Боги молчат. Записки советского военного корреспондента - стр. 67

«Мамо!»

Мать отодвинулась, расплываться начала.

«Мамо!» – кричал Марк, чтоб задержать ее. Рядом голос:

«Марк в беспамятстве мать поминает».

Чужой и незнакомый голос.

Открыл Марк глаза, уперся взглядом в черное со светлыми заплатами небо. Какое смешное небо! Сознание прояснялось. Не небо, а соломенная крыша. Заплаты – дыры в крыше, через них просвечивает настоящее небо. Марк в просторной клуне. Вдоль стен, на соломе, раненые бойцы. Рядом незнакомое бородатое лицо.

«Где я? Уже убит?» – спросил Марк.

«Ну, зачем же убит!» – сказал сосед. – «Поранили тебя трошки». Потом он крикнул в сторону двери:

«Дочка-Надя, Марка перевязать требуется».

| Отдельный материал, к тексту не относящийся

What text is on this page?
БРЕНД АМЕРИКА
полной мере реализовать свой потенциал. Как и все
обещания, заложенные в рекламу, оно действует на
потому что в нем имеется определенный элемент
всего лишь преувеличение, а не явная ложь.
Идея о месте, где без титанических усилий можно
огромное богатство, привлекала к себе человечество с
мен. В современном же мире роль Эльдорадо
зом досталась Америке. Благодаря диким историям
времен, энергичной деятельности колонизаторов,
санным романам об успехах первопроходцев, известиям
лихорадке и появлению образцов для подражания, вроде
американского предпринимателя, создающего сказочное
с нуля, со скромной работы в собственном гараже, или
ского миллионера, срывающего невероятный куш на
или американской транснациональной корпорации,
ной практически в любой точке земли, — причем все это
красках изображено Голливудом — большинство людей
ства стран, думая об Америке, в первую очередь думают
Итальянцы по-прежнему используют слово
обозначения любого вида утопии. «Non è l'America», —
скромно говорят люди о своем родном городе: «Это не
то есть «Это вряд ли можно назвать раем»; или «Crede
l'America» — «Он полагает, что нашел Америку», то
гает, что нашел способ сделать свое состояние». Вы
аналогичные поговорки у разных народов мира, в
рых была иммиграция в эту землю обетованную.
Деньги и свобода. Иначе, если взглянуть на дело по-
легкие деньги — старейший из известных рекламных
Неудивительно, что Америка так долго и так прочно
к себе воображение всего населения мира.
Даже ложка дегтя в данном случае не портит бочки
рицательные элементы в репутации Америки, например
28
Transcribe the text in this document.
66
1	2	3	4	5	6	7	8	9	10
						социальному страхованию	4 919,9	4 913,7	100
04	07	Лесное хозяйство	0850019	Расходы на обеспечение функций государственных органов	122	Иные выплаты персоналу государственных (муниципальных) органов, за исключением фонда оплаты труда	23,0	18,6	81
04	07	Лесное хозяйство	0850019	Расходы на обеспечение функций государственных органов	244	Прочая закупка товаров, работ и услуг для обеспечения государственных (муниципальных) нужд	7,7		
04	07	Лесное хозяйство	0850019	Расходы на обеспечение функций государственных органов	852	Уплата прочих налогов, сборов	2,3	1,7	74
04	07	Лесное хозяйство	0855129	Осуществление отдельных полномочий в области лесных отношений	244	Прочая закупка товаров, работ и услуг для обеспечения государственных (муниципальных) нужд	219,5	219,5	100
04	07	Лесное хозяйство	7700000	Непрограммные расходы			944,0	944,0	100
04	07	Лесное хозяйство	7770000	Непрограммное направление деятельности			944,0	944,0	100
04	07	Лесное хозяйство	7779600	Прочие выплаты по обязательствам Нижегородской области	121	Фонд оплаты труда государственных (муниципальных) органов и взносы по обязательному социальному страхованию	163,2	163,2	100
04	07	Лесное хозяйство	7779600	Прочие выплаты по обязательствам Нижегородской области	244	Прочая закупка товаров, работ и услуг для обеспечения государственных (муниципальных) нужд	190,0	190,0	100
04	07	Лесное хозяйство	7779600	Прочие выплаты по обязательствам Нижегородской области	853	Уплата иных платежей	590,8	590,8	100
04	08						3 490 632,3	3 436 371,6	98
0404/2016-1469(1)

Подошла дочка-Надя. Ее так звали в полку. Было ей не больше восемнадцати лет. Марк часто видел ее, она ехала на санитарной двуколке. Юное лицо, а всегда нахмурено. И к Марку она подошла строго поджимая губы. Режущая боль в левой ноге, Марк тихонько пискнул. Дочка-Надя стащила с него валенок. Он все-таки не вполне был в себе, потому, что страшная мысль потрясла: отрезают ноги! Перед глазами был безногий Тарас.

«Не дам! Не хочу!», – крикнул он.

Снова наплыло лицо тетки Веры, ободряющая улыбка.

«Ты будешь ждать меня, а я уже буду мертвым», – сказал он матери.

Лицо дочки-Нади перед глазами.

«Ничего, рана не страшная», – сказала она. И совсем по-детски улыбнулась Марку.

Слова и улыбка ободрили его. Он с опаской кругом посмотрел – не заметил ли кто, что плакал он?

Теперь видел всё отчетливо и ясно. Два бойца из второго эскадрона старались перевязать друг друга. Дальше другие раненные. У двери в ряд четверо; они особенно плотно прижимались к земле. Лежали не на соломе, а на снегу, нанесенном в клуню ветром.

Слышна была стрельба, близкая и беспокойная. Марку нужно было следить за собой, чтоб не плакать, быть, как все другие. Стозубое чудовище вгрызалось в его ногу – медленно, неторопливо. Боль темнила сознание. Он начал срывать бинты, наложенные на левую ногу дочкой-Надей. Бородатый боец, что был рядом, навалился на него, держал. Потом он полой шинели вытер вспотевшее, изуродованное страданием лицо Марка. Марк опять был в себе, всё видел ясно и очень четко.

В сарай вбежал Витька-коновод.

«Разведка проспала», – сказал он кому-то у двери. – «Не заметила, что махновцы выставили батарею, вот мы и вкатили под огонь».

Витька привез приказ комполка: дочке-Наде с ее лазаретом оставаться в клуне до наступления ночи, а ночью подойдет обоз и вывезет их в село. Торопясь, Витька рассказывал, что бой разгорелся, полк спешился и занял позицию. Махновцы чуть было не дорвались до наших окопов в снегу, но третий эскадрон атаковал их и отбросил. Теперь они бьют из пушек, но стреляют плохо, не иначе как пьяные, и наша батарея забивает их.